In northern Arizona, Forest Service officials are reporting some 60 percent to 95 percent mortality in the low-elevation aspen groves, around 7,000 feet, of the Kaibab and Coconino national forests.

“We are concerned because it’s a tree that brings people into the woods,” said Northern Arizona University forestry graduate student Tom Zegler, one of the researchers diagnosing the sick trees. “Aspen also have an extremely high ecological value. Per acre they provide for a greater diversity of wildlife than the sea of ponderosa pine trees around them and a greater diversity of plants can grow beneath them.”

In addition to the biological implications, there may also be economic ramifications associated with the decline of the aspen groves in the region surrounding Flagstaff.

“The fall colors associated with the turning of the aspen leaves have provided a magnet for visitors from throughout Arizona for many generations,” said economics professor Ronald Gunderson, of NAU’s W.A. Franke College of Business. “Families who have made the traditional pilgrimage to Flagstaff to view the aspen each year will begin to seek alternative venues over time. A decline in visitors to the local region is unwelcome news to merchants in the hospitality industry who benefit from the spending by these tourists, particularly during the time of year when the summer visitation has fallen off.”

Recent drought years and warmer temperatures may be playing a role in SAD, making the trees more vulnerable to a suite of pests and pathogens.

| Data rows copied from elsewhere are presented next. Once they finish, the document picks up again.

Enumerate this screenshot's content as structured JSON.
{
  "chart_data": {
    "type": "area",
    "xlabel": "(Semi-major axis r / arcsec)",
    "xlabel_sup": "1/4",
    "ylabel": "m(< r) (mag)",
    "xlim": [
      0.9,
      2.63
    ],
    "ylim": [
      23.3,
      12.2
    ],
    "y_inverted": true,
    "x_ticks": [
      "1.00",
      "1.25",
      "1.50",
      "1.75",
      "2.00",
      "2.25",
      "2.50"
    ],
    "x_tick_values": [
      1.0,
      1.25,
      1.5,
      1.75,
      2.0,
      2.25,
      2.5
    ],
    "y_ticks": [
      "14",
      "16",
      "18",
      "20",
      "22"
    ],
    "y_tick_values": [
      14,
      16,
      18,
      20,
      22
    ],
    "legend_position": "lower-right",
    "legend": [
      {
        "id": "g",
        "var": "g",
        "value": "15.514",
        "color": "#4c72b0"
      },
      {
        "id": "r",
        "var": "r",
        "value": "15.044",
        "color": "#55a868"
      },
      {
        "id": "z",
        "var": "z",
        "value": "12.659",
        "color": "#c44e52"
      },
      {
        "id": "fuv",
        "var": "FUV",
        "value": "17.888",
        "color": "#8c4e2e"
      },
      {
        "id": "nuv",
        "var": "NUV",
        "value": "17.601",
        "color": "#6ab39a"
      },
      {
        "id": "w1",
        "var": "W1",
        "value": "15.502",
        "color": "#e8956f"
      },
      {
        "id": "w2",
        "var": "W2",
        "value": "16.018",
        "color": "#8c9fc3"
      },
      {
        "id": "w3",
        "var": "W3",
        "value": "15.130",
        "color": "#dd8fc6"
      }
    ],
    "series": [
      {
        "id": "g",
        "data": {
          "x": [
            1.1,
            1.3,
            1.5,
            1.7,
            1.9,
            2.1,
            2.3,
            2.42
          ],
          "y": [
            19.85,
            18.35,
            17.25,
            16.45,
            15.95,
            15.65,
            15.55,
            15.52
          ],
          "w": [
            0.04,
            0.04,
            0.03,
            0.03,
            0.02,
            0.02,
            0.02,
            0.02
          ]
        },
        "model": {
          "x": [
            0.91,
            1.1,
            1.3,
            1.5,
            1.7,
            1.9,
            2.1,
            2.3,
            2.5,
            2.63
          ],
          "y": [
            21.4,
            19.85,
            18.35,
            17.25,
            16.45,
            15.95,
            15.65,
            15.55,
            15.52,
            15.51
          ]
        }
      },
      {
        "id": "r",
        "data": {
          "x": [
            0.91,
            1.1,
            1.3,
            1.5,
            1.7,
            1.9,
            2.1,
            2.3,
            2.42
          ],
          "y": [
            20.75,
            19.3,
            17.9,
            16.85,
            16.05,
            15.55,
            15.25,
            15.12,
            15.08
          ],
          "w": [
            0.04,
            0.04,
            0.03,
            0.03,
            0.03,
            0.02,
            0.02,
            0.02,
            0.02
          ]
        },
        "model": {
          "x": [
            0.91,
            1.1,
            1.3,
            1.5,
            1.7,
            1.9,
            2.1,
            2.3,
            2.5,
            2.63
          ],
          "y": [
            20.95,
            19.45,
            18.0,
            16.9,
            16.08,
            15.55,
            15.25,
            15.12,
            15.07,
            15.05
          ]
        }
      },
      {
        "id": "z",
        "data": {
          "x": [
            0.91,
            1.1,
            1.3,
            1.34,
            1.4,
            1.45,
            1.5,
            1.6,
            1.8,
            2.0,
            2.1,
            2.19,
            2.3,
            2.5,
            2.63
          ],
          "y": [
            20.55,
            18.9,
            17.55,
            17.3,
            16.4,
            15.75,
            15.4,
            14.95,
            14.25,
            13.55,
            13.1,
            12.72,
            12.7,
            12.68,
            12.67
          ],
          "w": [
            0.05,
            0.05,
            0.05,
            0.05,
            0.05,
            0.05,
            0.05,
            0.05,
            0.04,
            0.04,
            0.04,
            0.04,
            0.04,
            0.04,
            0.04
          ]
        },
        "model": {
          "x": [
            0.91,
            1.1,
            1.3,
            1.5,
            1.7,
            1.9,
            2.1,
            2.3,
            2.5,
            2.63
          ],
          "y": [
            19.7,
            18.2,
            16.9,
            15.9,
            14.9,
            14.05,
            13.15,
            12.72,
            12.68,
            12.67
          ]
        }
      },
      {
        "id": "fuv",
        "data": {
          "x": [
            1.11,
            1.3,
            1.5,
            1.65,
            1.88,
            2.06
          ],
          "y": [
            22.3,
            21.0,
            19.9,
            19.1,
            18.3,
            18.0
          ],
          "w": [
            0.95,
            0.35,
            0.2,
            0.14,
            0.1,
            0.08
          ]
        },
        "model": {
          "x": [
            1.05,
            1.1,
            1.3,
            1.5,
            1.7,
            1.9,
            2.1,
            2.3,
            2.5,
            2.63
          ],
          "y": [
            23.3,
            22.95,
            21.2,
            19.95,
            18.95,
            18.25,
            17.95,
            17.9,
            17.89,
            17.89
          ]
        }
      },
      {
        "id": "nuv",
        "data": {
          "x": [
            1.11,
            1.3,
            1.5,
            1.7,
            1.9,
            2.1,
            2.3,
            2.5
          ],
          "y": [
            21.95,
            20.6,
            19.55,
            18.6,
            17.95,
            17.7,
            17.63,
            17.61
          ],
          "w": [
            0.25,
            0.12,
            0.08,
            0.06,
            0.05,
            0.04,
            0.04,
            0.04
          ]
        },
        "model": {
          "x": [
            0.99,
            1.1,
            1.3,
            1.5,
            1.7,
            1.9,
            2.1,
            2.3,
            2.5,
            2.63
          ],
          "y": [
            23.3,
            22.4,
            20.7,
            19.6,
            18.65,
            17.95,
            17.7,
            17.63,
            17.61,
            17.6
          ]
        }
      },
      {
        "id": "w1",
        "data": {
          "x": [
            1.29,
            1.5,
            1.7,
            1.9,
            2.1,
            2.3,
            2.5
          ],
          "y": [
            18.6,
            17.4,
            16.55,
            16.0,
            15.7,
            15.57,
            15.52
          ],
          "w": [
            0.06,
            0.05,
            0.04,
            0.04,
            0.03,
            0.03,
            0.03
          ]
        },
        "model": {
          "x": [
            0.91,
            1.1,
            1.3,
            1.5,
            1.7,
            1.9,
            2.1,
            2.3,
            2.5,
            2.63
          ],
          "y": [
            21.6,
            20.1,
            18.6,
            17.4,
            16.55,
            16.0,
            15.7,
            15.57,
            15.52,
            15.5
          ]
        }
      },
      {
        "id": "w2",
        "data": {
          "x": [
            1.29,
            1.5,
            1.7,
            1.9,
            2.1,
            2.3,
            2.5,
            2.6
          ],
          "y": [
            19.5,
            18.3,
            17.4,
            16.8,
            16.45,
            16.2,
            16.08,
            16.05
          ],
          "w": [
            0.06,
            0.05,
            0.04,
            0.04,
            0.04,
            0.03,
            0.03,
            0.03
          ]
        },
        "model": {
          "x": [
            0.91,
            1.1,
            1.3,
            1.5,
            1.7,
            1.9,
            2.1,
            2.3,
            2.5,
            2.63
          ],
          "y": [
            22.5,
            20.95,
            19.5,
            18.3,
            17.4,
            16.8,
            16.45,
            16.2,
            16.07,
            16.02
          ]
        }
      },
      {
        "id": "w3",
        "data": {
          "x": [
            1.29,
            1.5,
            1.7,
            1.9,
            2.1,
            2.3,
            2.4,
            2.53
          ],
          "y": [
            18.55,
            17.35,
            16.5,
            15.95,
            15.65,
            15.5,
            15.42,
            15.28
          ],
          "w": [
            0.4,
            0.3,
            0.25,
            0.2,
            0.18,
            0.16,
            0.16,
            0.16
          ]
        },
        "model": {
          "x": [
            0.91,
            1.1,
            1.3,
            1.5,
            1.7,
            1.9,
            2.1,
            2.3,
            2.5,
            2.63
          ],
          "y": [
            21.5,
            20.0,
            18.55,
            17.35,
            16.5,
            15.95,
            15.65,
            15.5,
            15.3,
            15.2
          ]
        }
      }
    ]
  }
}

The year 2000 was the worst drought year on record in Arizona, only to be broken two years later. And the drought years aren’t over. Most climate models predict a warmer and much drier future climate in the Southwest and extreme events, such as droughts, are expected to increase in frequency and magnitude.

Aspen’s role in the ecosystem is to grow quickly after a large land disturbance, like a wildfire, that opens an area to sunlight. The sun-loving aspen trees shoot up and provide shade for other plants to grow. In 80 years or so, mixed conifers eventually grow taller than the aspen and begin to take over the area. Aspen only grow to be about 150 years old, but researchers say what’s happening now is too fast for natural plant succession.

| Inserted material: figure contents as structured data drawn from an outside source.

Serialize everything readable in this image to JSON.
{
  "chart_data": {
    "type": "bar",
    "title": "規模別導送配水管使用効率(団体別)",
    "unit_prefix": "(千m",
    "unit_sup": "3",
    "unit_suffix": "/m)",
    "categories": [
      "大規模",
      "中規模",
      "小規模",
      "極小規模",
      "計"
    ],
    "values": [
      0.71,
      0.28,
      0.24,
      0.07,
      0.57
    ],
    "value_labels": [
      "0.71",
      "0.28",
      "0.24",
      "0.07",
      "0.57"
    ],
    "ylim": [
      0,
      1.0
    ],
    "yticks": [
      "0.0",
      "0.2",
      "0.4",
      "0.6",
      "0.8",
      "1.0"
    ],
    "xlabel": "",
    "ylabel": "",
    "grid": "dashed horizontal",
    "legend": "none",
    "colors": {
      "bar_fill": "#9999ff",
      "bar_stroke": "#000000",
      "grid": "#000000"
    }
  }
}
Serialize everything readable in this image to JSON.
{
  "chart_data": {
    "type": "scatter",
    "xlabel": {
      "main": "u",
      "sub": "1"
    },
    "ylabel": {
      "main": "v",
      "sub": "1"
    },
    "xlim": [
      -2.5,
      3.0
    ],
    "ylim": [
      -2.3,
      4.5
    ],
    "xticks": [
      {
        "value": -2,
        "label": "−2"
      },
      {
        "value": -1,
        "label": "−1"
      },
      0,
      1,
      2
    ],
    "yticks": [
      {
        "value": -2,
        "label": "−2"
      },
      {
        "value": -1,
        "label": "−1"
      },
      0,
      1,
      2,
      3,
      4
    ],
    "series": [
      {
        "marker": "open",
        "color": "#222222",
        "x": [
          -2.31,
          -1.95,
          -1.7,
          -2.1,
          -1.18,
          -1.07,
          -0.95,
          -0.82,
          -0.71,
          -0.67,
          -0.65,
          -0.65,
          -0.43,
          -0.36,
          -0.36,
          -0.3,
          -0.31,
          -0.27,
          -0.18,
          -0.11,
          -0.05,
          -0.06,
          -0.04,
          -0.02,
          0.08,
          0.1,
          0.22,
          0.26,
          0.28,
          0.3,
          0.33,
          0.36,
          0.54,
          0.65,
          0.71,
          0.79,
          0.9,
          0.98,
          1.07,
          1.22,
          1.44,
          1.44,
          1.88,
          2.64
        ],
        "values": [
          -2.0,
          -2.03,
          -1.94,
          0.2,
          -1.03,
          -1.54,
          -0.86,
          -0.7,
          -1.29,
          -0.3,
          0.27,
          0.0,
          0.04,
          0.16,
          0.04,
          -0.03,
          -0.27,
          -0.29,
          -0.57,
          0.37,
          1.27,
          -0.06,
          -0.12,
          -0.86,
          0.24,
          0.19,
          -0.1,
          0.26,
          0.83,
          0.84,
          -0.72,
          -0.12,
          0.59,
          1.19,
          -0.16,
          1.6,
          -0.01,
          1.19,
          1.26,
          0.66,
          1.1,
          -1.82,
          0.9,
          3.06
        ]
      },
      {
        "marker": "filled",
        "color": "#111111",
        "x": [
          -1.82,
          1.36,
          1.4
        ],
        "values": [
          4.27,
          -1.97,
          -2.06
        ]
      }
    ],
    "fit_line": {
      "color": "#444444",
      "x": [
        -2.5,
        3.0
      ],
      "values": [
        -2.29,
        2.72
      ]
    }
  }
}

Ironically, on a place called Aspen Hill south of Williams, researchers have been unable to find any aspen except in a small grove that has been fenced off from animals, because of damage done by deer and elk.

“Compared to conifers, aspen are tasty and more nutritious,” Zegler said. “The leaves are easier to digest and the chlorophyll-containing bark is itself a food source.”

Katie Ireland

Graduate student Katie Ireland shares her knowledge of aspens with NAU undergraduate students.

Graduate student Katie Ireland from NAU’s Ecological Restoration Institute is exploring the long-term dynamics of aspen stands. She is particularly interested in the influence of fire, which has been suppressed in the American West since settlement in the late 1880s.

“Fire exclusion is thought to be one factor in longer term decline of aspen throughout the western U.S.,” Ireland said. “Fire promotes aspen regeneration by removing the mature aspen stems and promoting the growth of new aspen suckers.”

Researchers don’t know if SAD has damaged the root systems—whether through climate change, insects, diseases, browsing animals or lack of frequent fire—to the point that aspen groves won’t sprout new suckers. If a root system dies, they fear that particular DNA could be lost forever.

“Since we don’t know why SAD is occurring, and what will bring back the aspen, land managers don’t want to run fire through or cut down a stand without knowing if the groves will regenerate,” Zegler said. “If they burn the whole site or cut them all down, they may be able to shut off that hormonal response to the root suckering system and stimulate new growth. But what if nothing grows back? I’m hoping our data will help them.”

The Kaibab National Forest engaged the School of Forestry and the ERI in a joint research effort to find out what’s happening to the aspen and whether this popular deciduous tree is fading permanently from the landscape of its lower elevation range.